Gaining regulatory approval from China and satisfying customary closing conditions are the two remaining hurdles for Dell as it plans to acquire EMC, after the latter's shareholders voted overwhelmingly in favour of the deal yesterday.
Some 98 per cent of voting EMC shareholders were in favour of the merger. But those people represented only 74 per cent of EMC's outstanding common stock as of yesterday. A full breakdown of the vote will be published in an 8-K filing later this week.
Yesterday, when questioned by an analyst on an EMC earnings call, its chief executive Joe Tucci denied that waiting on approval from China was "delaying" things, insisting that the appropriate processes are being followed.
Following yesterday's shareholder vote, EMC claims the transaction is expected to close on the original terms and within the originally announced timeframe – before October.
When the deal does go ahead, the family of companies will be known as Dell Technologies.

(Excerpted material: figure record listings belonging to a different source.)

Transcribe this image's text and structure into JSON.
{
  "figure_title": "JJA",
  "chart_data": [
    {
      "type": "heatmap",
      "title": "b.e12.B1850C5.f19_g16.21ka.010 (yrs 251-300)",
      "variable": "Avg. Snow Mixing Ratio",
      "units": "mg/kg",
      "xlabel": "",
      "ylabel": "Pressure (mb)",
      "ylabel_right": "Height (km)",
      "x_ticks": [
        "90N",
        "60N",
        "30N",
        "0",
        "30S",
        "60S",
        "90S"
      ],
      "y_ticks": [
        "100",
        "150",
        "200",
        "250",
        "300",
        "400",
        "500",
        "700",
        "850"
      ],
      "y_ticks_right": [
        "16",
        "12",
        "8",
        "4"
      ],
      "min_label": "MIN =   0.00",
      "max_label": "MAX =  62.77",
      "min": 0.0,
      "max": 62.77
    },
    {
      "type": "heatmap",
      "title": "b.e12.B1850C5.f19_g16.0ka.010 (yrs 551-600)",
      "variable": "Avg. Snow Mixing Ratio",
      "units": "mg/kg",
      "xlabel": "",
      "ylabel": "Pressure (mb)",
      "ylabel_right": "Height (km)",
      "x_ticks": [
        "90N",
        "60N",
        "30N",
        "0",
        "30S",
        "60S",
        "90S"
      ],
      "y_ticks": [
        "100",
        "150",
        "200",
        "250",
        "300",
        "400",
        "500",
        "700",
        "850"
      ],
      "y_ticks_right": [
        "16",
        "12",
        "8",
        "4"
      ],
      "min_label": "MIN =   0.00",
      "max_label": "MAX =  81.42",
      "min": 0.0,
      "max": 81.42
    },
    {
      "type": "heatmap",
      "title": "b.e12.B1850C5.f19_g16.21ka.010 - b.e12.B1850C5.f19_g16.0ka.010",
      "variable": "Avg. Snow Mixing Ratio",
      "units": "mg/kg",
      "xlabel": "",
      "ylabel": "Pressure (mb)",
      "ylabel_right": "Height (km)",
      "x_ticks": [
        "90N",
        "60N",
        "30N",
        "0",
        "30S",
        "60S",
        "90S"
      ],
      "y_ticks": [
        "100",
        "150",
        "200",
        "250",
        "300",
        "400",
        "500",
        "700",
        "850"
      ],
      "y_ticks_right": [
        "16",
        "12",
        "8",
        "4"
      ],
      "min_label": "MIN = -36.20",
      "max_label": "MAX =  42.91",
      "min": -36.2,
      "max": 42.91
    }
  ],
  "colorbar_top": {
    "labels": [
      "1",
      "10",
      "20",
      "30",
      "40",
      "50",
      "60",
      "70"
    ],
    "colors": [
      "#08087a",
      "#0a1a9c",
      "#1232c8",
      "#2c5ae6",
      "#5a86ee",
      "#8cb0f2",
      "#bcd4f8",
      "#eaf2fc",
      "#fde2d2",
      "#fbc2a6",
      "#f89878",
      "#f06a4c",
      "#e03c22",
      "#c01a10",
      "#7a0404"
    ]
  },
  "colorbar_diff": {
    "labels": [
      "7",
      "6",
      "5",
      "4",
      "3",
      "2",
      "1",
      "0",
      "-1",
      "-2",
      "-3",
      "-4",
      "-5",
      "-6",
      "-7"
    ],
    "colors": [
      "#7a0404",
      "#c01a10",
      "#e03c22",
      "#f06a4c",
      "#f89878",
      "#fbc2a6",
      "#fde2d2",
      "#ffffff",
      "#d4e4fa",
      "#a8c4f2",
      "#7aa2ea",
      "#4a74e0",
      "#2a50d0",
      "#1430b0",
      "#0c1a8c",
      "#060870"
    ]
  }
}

The PC business will retain the Dell moniker, while the enterprise unit in which EMC will sit will be referred to as Dell EMC.
A new joint Dell EMC partner programme is due to come into place by February.
EMC's Tucci reiterated the message that the combined entity will be a "powerhouse in the technology industry" and added that he is pleased with the outcome of the shareholder vote.
"The board and I care very deeply about, and have worked diligently to represent, what we believe is the best outcome for all stakeholders," he said. "I want to thank our shareholders for their support, as well as our customers and partners. My special thanks to the talented people of EMC for their hard work, dedication and passion."